Separate the foam balls into three piles: 44 balls for the phosphates, 40 balls for the deoxyribose sugars and 40 for the nucleotides.
Use poster paint to paint the phosphates all one color. Poster paint washes off of your hands easily with soap and water, so you do not have to worry about getting it on your hands.
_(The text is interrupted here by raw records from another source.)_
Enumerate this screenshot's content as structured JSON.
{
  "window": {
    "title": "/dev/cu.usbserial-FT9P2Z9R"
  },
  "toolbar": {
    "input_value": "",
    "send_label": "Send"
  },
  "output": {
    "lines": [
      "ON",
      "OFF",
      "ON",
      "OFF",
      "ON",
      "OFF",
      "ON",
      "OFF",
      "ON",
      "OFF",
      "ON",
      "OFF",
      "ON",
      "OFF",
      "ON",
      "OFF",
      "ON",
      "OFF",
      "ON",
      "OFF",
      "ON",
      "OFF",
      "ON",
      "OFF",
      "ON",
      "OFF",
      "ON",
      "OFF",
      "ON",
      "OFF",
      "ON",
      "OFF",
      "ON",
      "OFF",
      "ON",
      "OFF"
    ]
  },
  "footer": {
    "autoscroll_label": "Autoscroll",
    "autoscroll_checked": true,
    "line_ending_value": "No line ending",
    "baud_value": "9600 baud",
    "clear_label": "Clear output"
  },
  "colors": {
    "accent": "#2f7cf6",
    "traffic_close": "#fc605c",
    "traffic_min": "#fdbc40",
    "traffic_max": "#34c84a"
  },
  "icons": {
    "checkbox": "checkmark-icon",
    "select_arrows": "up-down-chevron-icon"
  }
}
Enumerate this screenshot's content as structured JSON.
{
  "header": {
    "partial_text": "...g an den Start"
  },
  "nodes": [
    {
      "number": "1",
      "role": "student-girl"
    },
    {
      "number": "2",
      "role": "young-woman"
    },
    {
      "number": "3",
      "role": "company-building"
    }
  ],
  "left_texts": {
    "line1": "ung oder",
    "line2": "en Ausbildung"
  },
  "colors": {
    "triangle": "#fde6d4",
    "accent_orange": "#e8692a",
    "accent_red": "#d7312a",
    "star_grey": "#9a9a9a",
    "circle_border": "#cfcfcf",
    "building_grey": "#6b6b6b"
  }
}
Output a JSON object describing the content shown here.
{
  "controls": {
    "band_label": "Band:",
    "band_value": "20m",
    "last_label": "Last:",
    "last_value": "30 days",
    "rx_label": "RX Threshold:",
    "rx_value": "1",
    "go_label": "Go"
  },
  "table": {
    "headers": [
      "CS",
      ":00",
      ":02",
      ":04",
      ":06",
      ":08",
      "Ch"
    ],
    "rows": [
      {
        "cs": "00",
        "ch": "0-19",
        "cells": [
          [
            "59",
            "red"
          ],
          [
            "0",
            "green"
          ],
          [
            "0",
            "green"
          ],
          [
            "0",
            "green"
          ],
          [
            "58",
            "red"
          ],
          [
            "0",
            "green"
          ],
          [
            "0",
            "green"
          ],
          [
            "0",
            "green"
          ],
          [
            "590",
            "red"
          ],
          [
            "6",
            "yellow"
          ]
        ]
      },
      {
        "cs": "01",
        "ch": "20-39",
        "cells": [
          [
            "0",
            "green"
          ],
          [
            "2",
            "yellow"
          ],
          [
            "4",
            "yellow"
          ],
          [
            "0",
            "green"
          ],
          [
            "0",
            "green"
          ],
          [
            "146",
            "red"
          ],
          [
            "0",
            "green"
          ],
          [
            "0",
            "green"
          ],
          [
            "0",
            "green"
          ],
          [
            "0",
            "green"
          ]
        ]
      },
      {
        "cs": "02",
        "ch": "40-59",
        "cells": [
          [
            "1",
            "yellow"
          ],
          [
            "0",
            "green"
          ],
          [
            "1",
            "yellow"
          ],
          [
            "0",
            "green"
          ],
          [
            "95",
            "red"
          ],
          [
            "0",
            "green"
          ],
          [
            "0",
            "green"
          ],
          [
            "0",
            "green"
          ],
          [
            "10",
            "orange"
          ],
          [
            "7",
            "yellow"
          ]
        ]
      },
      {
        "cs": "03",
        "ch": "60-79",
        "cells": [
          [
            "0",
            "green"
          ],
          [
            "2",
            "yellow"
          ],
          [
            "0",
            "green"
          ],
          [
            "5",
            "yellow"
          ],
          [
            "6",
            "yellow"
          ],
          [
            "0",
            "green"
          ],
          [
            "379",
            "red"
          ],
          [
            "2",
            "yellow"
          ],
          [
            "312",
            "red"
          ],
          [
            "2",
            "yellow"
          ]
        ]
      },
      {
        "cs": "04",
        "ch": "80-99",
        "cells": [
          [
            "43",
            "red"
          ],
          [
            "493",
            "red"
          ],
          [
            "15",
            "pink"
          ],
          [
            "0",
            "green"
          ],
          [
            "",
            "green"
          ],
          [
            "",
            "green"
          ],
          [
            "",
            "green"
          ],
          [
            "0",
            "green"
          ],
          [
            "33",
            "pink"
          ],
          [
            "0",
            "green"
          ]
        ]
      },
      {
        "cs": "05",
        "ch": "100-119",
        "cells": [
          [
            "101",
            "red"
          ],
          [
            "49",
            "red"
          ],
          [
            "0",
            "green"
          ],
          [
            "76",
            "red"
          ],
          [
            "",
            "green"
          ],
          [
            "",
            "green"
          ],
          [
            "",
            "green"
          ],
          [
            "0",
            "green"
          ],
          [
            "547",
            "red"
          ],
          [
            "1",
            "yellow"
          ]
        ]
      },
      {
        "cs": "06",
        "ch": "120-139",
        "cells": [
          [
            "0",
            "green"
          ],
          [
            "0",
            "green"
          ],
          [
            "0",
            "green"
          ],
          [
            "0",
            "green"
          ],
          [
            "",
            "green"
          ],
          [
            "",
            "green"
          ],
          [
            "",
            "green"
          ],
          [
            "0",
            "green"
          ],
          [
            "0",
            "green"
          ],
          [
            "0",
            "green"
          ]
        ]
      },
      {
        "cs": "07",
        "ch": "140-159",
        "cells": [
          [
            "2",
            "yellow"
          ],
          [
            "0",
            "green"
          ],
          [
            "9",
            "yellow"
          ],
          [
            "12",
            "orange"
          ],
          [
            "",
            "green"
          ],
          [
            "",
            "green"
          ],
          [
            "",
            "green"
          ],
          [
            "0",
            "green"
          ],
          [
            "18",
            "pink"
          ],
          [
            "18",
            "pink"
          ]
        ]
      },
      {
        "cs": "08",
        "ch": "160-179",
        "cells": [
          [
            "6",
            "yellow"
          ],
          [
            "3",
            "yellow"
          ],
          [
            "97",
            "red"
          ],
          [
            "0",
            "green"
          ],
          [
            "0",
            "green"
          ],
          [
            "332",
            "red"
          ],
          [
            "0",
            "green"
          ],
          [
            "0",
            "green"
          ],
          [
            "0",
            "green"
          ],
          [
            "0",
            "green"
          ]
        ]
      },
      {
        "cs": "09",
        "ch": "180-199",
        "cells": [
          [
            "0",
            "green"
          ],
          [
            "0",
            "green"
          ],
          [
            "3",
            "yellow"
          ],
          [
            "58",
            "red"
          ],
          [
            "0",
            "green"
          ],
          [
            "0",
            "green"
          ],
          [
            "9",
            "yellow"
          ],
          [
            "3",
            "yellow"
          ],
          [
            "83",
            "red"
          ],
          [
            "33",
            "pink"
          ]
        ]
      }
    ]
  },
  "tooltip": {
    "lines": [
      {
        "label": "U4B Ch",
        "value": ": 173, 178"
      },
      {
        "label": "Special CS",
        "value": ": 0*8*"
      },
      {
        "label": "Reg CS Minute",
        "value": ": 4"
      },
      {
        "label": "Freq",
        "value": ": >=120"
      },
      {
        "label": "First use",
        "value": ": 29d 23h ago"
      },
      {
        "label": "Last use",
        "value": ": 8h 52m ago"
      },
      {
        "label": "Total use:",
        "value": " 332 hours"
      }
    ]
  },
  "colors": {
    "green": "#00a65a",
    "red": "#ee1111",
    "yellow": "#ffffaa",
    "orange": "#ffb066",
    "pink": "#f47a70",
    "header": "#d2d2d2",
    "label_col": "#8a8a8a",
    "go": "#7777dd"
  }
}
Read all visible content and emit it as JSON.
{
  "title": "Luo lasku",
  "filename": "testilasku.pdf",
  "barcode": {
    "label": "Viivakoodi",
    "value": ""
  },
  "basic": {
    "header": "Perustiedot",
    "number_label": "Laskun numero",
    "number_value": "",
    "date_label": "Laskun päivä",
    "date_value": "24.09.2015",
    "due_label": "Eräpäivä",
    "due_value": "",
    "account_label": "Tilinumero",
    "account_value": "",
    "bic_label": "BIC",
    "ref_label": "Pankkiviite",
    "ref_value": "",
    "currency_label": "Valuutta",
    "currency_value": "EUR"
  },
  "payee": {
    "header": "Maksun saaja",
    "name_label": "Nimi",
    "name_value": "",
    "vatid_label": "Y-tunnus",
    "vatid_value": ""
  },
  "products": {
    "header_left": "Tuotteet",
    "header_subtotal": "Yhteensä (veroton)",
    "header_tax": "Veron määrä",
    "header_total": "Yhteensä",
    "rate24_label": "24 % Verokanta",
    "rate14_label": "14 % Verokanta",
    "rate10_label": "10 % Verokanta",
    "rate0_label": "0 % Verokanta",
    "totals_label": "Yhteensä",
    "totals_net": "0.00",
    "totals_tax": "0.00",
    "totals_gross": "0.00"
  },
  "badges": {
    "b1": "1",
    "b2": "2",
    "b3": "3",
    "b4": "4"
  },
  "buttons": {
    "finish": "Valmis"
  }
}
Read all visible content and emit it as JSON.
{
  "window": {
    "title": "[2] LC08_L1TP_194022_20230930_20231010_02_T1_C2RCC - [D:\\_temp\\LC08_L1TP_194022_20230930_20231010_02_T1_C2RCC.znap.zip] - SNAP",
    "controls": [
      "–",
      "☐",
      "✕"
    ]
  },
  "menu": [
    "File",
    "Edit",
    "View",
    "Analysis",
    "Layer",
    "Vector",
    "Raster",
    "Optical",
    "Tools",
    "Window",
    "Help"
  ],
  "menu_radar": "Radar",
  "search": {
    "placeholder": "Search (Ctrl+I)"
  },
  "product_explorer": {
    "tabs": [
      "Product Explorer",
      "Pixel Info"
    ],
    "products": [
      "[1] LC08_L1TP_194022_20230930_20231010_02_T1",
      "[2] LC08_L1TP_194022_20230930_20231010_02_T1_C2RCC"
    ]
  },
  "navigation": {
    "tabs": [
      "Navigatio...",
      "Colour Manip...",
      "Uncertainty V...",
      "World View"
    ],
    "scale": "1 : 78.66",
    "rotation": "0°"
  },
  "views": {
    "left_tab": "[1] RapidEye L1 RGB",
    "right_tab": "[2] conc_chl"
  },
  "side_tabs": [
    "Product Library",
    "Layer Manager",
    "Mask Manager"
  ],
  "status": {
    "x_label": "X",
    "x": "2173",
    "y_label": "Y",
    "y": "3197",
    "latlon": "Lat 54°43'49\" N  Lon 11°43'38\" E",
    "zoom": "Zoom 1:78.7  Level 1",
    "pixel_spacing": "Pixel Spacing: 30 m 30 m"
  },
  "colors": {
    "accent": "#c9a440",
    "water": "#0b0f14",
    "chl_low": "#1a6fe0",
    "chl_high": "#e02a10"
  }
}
Foam balls do not soak up paint evenly and have areas of lighter or darker color, so you don't have to worry about fingerprints
Lay the painted balls on a piece of wax paper and allow them to dry for at least 4 hours.
Leave the balls representing the deoxyribose sugars white.
Divide the nucleotide foam balls into four piles of 10 balls each and designate each pile to a different nucleotide.
Repeat steps 2 and 3, painting each nucleotide a different color. For example, adenosine (A) is red, guanine (G) is blue, cytosine (C) is yellow and thymine (T) is purple.
Place two toothpicks into a phosphate ball. The toothpicks need to be across from each other.
Place a sugar ball on the end of one of the toothpicks.
Place a toothpick in the sugar ball across from the first.
Attach another phosphate to the new toothpick.
Repeat steps 8 through 10, alternately adding phosphates and sugars until you have created a chain of 12 phosphates and 10 sugars with toothpicks sticking out of the terminal phosphates.
Repeat steps 7 through 11 until you have two separate phosphate-sugar chains. These are the sides of your DNA ladder.
Create nucleotide pairs by connecting A to T and G to C with a toothpick. Continue creating pairs until all nucleotide foam balls have been connected. You should have 20 pairs, 10 of each type.
Place a toothpick on either end of the nucleotide pair, in line with the toothpick that already connects the nucleotide balls.
Lay the two phosphate-sugar chains parallel to each other on the work surface.
Start at the bottom-most sugar and attach a nucleotide pair by pressing the outer toothpicks into the sugar on each chain.
Continue attaching nucleotide pairs to the sugars until all pairs have been used. There is no particular order in which you should attach them.
Lay a foam block at both ends of the DNA ladder.
Press the terminal toothpicks of the phosphate-sugar chains into the center of the foam block.
Hold onto each block and carefully lift the model upright.
Hold the lower block still and gently rotate the upper block to create a central twist, dividing the model so that top base pair has rotated 180 degrees from its original position. This will demonstrate DNA's characteristic double-helical twist.